These days I am back to cooking soups, such a good dish for fall, lots of vegetables, but warm. Currently, I prefer simple soups, like parsnip soup or chickpea soup. Nothing fancy with many, many ingredients, but a soup with one star: the main ingredient. Chickpea soup needs a bit more finesse than parsnip soup, which already has the distinct flavor and aroma of parsnips, but chickpeas can be more bland. The basic ingredients of this soup support the chickpeas and the turmeric and coconut milk give it a wonderful kick without overpowering the chickpeas.
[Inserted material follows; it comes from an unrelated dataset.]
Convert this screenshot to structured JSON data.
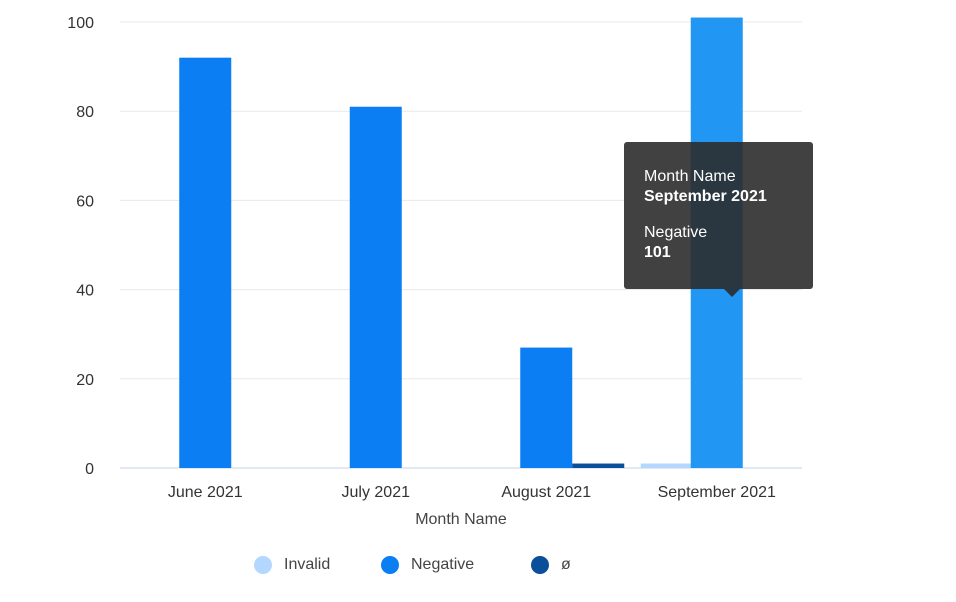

An elegant, everyday soup.
Creamy Chickpea Coconut Soup
(serves 3-4 as an appetizer)
- 1/2 sweet onion, peeled, diced
- 2 large garlic cloves, peeled and grated
- 1/2 TB olive oil
- 1 medium sized potato, peeled, cubed
- a thin slice of celeriac, peeled and diced
- about 2 cans of garbanzo beans, rinsed or 3 cups of cooked chickpeas (+ extra for texture)
- 1 bay leaf
- 1/4 teaspoon turmeric
- half can of coconut milk
- 750ml of chicken bouillon
- fresh ground pepper
- 2 TB nutritional yeast
- dried thyme
Saute the onion, garlic, potato, celeriac until the onion is translucent (ca. 2-3min)
Add the chickpeas, bay leaf, turmeric and the broth. Stir, close with a lid, and simmer for 30min.
Puree with an immersion blender.
Add ground pepper, nutritional yeast, thyme and the coconut milk. Stir again, and heat through.
Ass more cooked chickpeas for texture.